I write this not to evoke pity for me, I am fine, but to try to remember and understand the world that changed with AIDS. With the benefit of hindsight, I ask myself: If I was that filled with fatalism as a young girl, what was it like to be a gay man who lost not just a few friends to a mysterious illnesses, but tens or hundreds?
My point in reflecting on AIDS and this moment of early understanding is similar to performing Kramer’s play at this moment. We are asked to look back and see what we did or failed to do. We are also asked to look at ourselves in the present moment and examine whether or not we are still failing.
Kramer’s language in both the play and the essays and articles he wrote throughout the early years of the AIDS epidemic are polemical. He is hard on the mostly straight and straight-laced people who ignored or feared the first deaths in New York and San Francisco. However, he is equally hard on the gay community, and ultimately, on himself. His language is that of a Biblical prophet crying out in the desert because someone had to raise an outcry.
I thought, what a perfect symbol; what a warm, comforting, middle-class, middle-American, traditional-family-values symbol to attach to this disease that’s killing homosexuals and IV drug users and Haitian immigrants, and maybe, just maybe, we could apply those traditional family values to my family. — Cleve Jones, Founder of The Names Project: AIDS Memorial Quilt, interviewed on “Frontline”

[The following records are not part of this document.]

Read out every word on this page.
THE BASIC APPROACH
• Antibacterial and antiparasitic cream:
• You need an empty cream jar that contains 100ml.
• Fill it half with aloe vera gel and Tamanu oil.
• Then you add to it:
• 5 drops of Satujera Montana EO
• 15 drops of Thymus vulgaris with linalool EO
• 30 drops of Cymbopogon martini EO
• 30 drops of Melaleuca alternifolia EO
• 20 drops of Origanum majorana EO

At the same time Kramer also presents us with a beautiful, tragic love story. He asks us to reach out sympathetically and identify with these men. Like Cleve Jones, a San Francisco gay activist and part of the group who created the AIDS Memorial Quilt, he asks us to make room in our family values to be more inclusive, more compassionate. Much like A Raisin in the Sun put us in the middle of the Younger family and asked us to make their troubles our own, we are asked to grieve with Ned, Emma and Ben for the loss of the Felix in their family. We are asked to redefine family.
When I see the play now, I wish the young me had brought the article to class, or stopped someone on the playground from using a slur. But I also have to ask myself: What have I done for my friends who managed to grow up in Idaho and come out of the closet? What am I doing to ensure that they are being treated as my healthy equals, as Ned Weeks asks his brother to do in the play? What about those who are HIV positive or will be HIV positive, those who can’t afford the cost of medicine, those who live in countries without access to the medicines that are not a cure but a way of slowing the virus down. A friend wrote me a note when much of The Normal Heart cast and crew participated in the AIDS Run & Walk Chicago and thanked me fore walking. I wrote back that you don’t get to work on Larry Kramer’s play and not do something. In truth, it doesn’t seem like enough.
At TimeLine, we regularly ask these questions of ourselves: “What is the relevance of this play at this time? What is the power of art to promote social change?” Larry Kramer asks us not just to be moved by the sight of these men in love and their tragedy, but also to get up off our asses and do something. I have some catching up to do. We hope audiences will be inspired to do something, too.